Abel valoriza vitória e destaca desempenho do Palmeiras na semifinal
O técnico do Palmeiras, Abel Ferreira, afirmou neste domingo (01), após a vitória por 2 a 1 sobre o São Paulo na Arena Barueri, que o time foi superior durante toda a semifinal do Campeonato Paulista. Para o treinador, o rival “entra no jogo num lance duvidoso”, em alusão ao pênalti que originou o gol são-paulino.
Na avaliação de Abel, o Palmeiras controlou as ações até abrir 2 a 0 e só perdeu terreno após a penalidade convertida por Calleri. A classificação coloca o clube na sétima final estadual consecutiva, agora contra o Novorizontino, time que aplicou 4 a 0 no Verdão na fase inicial.
Instinto de vitória e desempenho tático
O treinador sustentou que o início da partida foi crucial.

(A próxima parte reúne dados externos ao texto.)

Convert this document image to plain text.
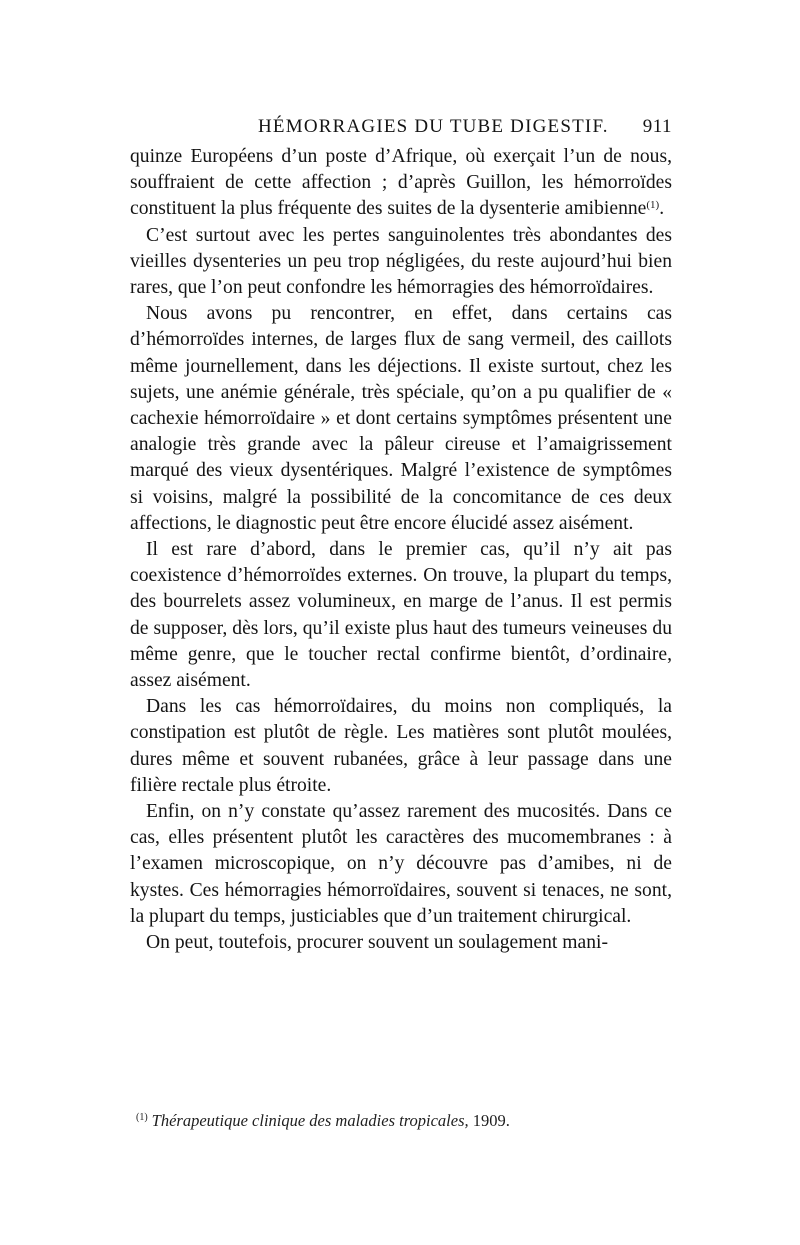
HÉMORRAGIES DU TUBE DIGESTIF. 911

quinze Européens d’un poste d’Afrique, où exerçait l’un de nous, souffraient de cette affection ; d’après Guillon, les hémorroïdes constituent la plus fréquente des suites de la dysenterie amibienne$^{(1)}$.

C’est surtout avec les pertes sanguinolentes très abondantes des vieilles dysenteries un peu trop négligées, du reste aujourd’hui bien rares, que l’on peut confondre les hémorragies des hémorroïdaires.

Nous avons pu rencontrer, en effet, dans certains cas d’hémorroïdes internes, de larges flux de sang vermeil, des caillots même journellement, dans les déjections. Il existe surtout, chez les sujets, une anémie générale, très spéciale, qu’on a pu qualifier de « cachexie hémorroïdaire » et dont certains symptômes présentent une analogie très grande avec la pâleur cireuse et l’amaigrissement marqué des vieux dysentériques. Malgré l’existence de symptômes si voisins, malgré la possibilité de la concomitance de ces deux affections, le diagnostic peut être encore élucidé assez aisément.

Il est rare d’abord, dans le premier cas, qu’il n’y ait pas coexistence d’hémorroïdes externes. On trouve, la plupart du temps, des bourrelets assez volumineux, en marge de l’anus. Il est permis de supposer, dès lors, qu’il existe plus haut des tumeurs veineuses du même genre, que le toucher rectal confirme bientôt, d’ordinaire, assez aisément.

Dans les cas hémorroïdaires, du moins non compliqués, la constipation est plutôt de règle. Les matières sont plutôt moulées, dures même et souvent rubanées, grâce à leur passage dans une filière rectale plus étroite.

Enfin, on n’y constate qu’assez rarement des mucosités. Dans ce cas, elles présentent plutôt les caractères des mucomembranes : à l’examen microscopique, on n’y découvre pas d’amibes, ni de kystes. Ces hémorragies hémorroïdaires, souvent si tenaces, ne sont, la plupart du temps, justiciables que d’un traitement chirurgical.

On peut, toutefois, procurer souvent un soulagement mani-

$^{(1)}$ Thérapeutique clinique des maladies tropicales, 1909.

Segundo ele, o Palmeiras encontrou espaços na saída de bola adversária e executou o plano de pressão com eficiência. “Nós entramos muito bem no jogo, quer com bola, quer sem bola”, destacou.
Abel classificou como justa a vantagem construída e argumentou que a equipe foi “melhor naquilo que tem que ver com tudo o que se passou ao longo dos 90 minutos” da partida.
O técnico reconheceu que o São Paulo cresceu após o pênalti marcado no segundo tempo, quando o placar estava 2 a 0. “Acho que o nosso adversário entra outra vez no jogo num lance duvidoso”, declarou, minimizando, no entanto, o volume de posse rival e ressaltando que, exceto por chutes de fora da área, o Palmeiras não sofreu pressão efetiva.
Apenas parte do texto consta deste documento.